Foreign governments were asked to stop funding Israeli groups critical of the Israeli army. The Israeli media swarmed with denouncements of Breaking the Silence, partly on the grounds that it was serving “foreign interests”.
This year, Knesset members initiated a draft law that would require Israeli civil society organisations to state their funding sources in every document and every media interview. But Bashi points out that such financing is already transparent. “We report our sources of funding to three separate organisations and on our website,” she says.
Mark Regev, an Israeli government spokesman, says the concern is over whether groups defined as non-governmental organisations should receive contributions from overseas governments. “No one has in any way inhibited their activities,” he said of human rights groups in Israel. He described the complaints of de-legitimisation as “attempts to create a bogeyman”.
But campaigners hold that, as a consequence of attempts to discredit them, their motivations are more discussed than the actual content of their reports.

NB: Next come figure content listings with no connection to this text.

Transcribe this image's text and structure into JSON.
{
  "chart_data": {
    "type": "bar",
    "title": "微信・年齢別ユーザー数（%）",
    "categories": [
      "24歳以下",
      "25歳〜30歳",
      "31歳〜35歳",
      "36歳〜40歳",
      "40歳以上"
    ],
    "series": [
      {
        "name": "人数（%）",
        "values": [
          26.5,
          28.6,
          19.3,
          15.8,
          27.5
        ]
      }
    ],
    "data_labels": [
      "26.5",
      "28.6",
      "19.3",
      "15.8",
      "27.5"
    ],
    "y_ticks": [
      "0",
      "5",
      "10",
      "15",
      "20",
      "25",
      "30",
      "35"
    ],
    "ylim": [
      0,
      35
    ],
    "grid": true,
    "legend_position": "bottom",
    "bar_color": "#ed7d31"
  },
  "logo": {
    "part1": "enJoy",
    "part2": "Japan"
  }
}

Breaking the Silence says the group is still struggling to raise discussion of the details of its testimonials – and not just the fact of their release – within Israel.
Several commentators point out that, in an increasingly “us-and-them” society, it is not just groups reporting on Gaza that have become targets of denunciation. Campaigners for the rights of foreign workers in Israel are also decried, sometimes at ministerial level: one foreign ministry official wrote that the Israeli Hotline for Migrant Workers, “represents criminals and helps them extinguish morality from the land of Israel”.
Campaigners focused on Gaza’s plight complain that they are still as marginal as ever. “I am a very lonely voice,” says Naomi Zion, a peace campaigner who lives near Sderot. Zion finds it “almost impossible to ask critical questions about Israel’s actions”.
“We lost the ability to see the other side; people just don’t care,” she says. “We lost our empathy skills – and when you lose that, you lose your humanity.”